The key feature of these reagents is the N=SF2 moiety, and it is claimed that they are more stable and easier to handle than those reagents which rely on N-SF3 for their reactivity, such as the commercially available bis(2-methoxyethyl)aminosulfur trifluoride (aka DeoxoFluor) and diethylamino sulfur trifluoride (aka DAST).
XtalFluorE has been developed by a collaboration between four commercial firms: OmegaChem Inc. and Crystallization Engineering Technologies, based in Quebec, Canada; Manchester Organic, at Runcorn, Cheshire, UK; and Pfizer Inc, of Groton, Connecticut. Paper #4 by A. L’Heureux et al. describes the use of XtalFluorE to convert alcohols to alky fluorides and carbonyls to gem-difluroides.
Used under the right conditions, the conventional fluoride, tetramethylammonium fluoride (MTMAF), can be used to fluorinate arenes, and this has recently been demonstrated by Stephen G. DiMagno and colleagues—see #7. Starting with diaryliodonium(III) PF6– compounds, the reactions are carried out in solvents such as benzene, and yields can be as high as 86%.
POSSIBLE BUILDING BLOCKS
Paper #8 is the work of Norbert de Kimpe’s group at Ghent University, Belgium, and reports the preparation of difluoropiperidines by means of ethyl bromodifluoroacetate. The work was done in conjunction with Johnson & Johnson Pharmaceutical Research and offers a route to possible building blocks of future drugs.
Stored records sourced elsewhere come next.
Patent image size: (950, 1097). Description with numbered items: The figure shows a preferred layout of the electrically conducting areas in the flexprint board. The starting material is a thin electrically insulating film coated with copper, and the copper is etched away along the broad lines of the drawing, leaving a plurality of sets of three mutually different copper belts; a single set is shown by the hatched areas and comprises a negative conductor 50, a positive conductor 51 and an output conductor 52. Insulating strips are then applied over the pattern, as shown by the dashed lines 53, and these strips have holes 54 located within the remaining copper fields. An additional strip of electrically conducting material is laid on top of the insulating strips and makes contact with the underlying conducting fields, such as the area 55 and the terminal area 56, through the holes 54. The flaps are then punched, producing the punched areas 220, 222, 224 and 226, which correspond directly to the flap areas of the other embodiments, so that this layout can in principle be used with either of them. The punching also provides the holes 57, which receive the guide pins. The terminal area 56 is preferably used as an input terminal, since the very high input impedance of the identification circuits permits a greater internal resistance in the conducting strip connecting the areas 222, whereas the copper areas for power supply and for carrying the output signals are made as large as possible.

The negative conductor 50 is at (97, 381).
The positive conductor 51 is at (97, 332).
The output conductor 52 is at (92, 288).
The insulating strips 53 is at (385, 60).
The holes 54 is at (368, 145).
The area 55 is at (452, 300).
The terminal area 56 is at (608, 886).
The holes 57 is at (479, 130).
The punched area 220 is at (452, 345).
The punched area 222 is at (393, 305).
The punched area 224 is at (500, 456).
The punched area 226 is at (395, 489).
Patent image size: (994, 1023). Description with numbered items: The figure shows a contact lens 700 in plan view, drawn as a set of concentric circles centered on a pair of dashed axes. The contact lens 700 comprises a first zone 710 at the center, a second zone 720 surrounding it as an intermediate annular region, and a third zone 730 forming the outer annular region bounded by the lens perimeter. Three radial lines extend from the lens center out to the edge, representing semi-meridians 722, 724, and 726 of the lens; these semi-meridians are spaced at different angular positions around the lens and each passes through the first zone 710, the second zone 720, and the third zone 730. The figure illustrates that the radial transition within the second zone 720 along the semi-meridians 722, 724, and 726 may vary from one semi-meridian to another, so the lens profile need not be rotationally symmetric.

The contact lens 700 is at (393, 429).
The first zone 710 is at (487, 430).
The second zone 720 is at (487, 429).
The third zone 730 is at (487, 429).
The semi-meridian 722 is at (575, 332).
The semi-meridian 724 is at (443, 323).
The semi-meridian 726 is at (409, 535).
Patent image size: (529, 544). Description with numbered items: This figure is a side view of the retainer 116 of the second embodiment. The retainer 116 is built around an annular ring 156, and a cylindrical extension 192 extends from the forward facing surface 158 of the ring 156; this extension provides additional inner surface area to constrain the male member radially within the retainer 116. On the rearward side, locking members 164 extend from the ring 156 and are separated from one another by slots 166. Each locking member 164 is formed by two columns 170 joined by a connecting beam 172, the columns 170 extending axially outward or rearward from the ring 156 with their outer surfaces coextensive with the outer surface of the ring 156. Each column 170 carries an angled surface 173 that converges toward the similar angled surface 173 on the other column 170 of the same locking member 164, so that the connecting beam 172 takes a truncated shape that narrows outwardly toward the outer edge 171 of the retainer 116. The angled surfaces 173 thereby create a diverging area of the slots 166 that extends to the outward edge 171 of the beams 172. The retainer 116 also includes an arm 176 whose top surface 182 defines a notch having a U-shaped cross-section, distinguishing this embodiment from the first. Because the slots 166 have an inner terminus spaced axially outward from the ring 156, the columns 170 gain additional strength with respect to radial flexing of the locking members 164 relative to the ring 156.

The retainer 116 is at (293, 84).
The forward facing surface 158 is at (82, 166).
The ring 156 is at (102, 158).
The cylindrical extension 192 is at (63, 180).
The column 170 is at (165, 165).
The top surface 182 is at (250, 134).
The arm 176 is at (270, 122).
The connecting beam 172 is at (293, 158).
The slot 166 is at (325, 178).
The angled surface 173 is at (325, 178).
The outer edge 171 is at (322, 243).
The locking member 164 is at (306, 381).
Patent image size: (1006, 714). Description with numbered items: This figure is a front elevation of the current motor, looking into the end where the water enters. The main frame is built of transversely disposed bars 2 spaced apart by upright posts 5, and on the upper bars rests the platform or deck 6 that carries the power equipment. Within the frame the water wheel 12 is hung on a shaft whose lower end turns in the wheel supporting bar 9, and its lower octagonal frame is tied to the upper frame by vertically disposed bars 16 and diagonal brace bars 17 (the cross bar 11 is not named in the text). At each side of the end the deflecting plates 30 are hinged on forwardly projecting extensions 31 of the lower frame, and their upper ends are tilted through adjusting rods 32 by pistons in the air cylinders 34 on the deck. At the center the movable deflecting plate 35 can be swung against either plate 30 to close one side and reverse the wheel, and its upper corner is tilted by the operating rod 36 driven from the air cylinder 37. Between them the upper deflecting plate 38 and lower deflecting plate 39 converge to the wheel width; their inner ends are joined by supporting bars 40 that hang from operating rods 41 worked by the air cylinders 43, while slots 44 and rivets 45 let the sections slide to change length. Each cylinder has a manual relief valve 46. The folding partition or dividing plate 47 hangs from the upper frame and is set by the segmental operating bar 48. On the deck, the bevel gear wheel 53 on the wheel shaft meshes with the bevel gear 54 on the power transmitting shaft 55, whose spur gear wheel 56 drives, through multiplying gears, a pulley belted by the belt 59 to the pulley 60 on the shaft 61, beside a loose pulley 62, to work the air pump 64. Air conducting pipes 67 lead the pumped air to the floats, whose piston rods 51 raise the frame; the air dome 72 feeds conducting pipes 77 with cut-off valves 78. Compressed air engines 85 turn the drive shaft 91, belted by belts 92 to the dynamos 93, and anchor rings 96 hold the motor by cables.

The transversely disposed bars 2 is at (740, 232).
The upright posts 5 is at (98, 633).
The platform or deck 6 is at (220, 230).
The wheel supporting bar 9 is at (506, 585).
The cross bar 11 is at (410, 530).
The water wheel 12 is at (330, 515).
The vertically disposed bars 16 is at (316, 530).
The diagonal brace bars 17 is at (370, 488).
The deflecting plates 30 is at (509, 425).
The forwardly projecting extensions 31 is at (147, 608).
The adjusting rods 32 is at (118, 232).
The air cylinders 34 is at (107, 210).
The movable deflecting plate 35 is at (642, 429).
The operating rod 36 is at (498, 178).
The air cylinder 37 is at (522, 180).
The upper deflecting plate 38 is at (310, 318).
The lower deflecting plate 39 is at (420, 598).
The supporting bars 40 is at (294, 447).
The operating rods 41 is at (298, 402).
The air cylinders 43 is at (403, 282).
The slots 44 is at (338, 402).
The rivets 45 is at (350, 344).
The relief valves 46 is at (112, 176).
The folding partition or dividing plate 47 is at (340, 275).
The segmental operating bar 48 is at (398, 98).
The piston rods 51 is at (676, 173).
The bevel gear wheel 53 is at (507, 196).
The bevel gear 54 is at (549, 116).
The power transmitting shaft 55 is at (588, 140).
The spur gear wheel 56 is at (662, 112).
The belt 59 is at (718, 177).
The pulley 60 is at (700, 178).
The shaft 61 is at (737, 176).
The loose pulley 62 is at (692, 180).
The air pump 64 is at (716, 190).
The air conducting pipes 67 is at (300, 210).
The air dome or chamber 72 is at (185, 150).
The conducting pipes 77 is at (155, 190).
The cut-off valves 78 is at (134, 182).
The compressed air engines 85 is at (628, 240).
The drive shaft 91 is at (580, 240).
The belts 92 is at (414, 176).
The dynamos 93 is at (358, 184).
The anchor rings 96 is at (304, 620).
Gaj Stavber and Stojan Stavber of the Jožef Stefan Institute at Ljubljana, Solvenia, complete the list at #10. They have shown it is possible to carry out fluorinations with Selectfluor in water as the solvent, and also under solvent-free conditions. The target molecules were 1,3-dicarbonly compounds, and these were converted to 2,2-difluoro- substituted derivatives.
The element fluorine has several unique features: a weak F-to-F bond so it is easily broken, a very strong bond when it attaches itself to other elements, and the highest electronegativity of any element so it greatly influences the polarity of a molecule and thereby its behavior. Given these properties, it is not surprising that chemists have been fascinated by it. Even so, for most synthetic chemists, fluorine was an element to avoid, and if it had to be used then it was best left to those with special equipment.
Nevertheless, there were obvious benefits to be gained by inserting fluorine atoms in a molecule, especially when that molecule was meant to occupy a key site that controlled the behavior of pathogens and pesticides and thereby help to destroy them. The presence of a fluorine atom might well enable the molecule to bond to the site so strongly that it could not be dislodged.
Thanks to the development of new reagents, it has become possible for fluorination to join mainstream synthetic organic chemistry, and there is every indication that its role will increase in the years ahead.
Dr. John Emsley is based at the Department of Chemistry, Cambridge University, U.K.